With Valentine’s Day falling on a weekend this year, I thought it would be cool to provide a brunch recipe. This frittata recipe is absolutely delicious and can be prepared with or without meat. A homemade brunch is a great way to kickoff any weekend, whether you’re single, engaged or married everyone loves good food. Top the frittata off with mimosas, something sweet – like blueberry muffins or maybe even a fruit selection and you’re good to go!
Mango Jalapeño, Thyme and Kale Fritatta
Serves 6 to 8
7 eggs, beaten
4 Mango Jalapeño Chicken Sausage links, chopped
A handful of fresh kale, chopped (or spinach)
1/2 small zucchini, thinly sliced
1 medium yellow onion, diced
5 stalks of asparagus, chopped
12 cherry tomatoes, chopped
1/2 cup of leeks, finely chopped (chop and then measure)

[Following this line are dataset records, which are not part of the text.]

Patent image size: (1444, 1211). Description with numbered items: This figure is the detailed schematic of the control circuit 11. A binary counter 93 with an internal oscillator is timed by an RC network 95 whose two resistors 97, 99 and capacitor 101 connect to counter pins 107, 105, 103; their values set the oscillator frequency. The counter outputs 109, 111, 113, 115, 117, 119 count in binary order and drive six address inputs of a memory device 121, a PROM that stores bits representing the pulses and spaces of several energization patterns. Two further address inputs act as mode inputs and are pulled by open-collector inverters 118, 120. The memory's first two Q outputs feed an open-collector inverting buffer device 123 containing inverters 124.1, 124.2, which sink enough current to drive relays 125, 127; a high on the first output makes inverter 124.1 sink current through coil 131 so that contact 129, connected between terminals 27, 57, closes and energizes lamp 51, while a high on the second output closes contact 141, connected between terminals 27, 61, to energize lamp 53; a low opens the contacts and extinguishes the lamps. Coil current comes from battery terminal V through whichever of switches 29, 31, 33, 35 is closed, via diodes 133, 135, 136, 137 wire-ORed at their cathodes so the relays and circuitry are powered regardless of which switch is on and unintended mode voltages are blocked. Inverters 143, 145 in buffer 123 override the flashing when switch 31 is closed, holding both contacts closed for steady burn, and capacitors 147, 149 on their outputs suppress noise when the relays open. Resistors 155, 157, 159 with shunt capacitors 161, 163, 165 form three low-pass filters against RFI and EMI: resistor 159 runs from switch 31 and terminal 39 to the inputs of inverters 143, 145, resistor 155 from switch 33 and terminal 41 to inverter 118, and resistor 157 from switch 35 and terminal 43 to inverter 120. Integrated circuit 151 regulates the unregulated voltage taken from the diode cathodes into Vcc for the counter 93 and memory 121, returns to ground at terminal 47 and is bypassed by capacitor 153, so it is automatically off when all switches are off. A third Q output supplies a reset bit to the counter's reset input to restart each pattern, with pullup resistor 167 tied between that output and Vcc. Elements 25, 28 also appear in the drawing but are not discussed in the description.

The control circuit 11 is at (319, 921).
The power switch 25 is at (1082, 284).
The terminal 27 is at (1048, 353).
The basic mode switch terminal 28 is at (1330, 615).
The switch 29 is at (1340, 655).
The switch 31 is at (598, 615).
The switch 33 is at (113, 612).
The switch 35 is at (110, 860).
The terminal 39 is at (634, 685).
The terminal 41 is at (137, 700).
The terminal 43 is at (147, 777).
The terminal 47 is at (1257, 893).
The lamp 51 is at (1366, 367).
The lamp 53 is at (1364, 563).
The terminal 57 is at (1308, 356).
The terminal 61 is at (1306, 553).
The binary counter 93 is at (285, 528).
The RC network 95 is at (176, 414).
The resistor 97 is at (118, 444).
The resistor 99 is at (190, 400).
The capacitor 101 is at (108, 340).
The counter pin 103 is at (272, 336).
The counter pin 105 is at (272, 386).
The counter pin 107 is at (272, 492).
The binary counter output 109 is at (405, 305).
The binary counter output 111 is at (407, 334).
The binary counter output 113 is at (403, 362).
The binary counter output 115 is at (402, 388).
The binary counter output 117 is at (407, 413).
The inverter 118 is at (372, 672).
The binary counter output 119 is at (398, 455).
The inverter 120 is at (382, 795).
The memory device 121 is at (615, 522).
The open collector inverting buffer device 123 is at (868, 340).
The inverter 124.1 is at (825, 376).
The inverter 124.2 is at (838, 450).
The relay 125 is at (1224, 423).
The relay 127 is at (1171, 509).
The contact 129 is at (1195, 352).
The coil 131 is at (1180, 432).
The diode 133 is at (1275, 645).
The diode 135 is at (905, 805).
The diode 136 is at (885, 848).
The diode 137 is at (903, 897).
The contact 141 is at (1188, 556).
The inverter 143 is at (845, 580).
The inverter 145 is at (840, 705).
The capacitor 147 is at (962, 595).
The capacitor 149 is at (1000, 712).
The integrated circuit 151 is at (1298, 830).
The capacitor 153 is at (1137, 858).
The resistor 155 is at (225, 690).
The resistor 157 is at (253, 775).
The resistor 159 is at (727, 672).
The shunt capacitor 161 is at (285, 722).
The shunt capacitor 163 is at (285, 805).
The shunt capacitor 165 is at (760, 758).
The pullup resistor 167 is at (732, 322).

1/2 cup cheddar cheese, grated
1/2 cup swiss cheese, grated
5 pieces of Fresh bread, torn into pieces
2 tbsp. chives
1 tsp salt
1 tsp freshly ground black pepper
2 sprigs of fresh thyme
2 springs of oregano
1/4 cup of heavy cream
1 cup of milk
Preheat oven to 325 F. Prepare a 3 quart casserole pan (9×13) by spraying with a non-stick baking spray.
In a 10-inch sauté pan over medium heat, sauté the sausage. Set aside and allow the sausage to cool. Sauté onion, leeks, chives, kale, zucchini and asparagus in the same pan. Set aside and allow your vegetables to cool.
In a medium bowl, whisk together the eggs, cream, milk, cheese, salt, pepper, thyme and oregano. Mix in vegetables, tomatoes and sausage.
Bake for 1-1.5 hours, check after 1 hour and then every few minutes because it can brown quickly.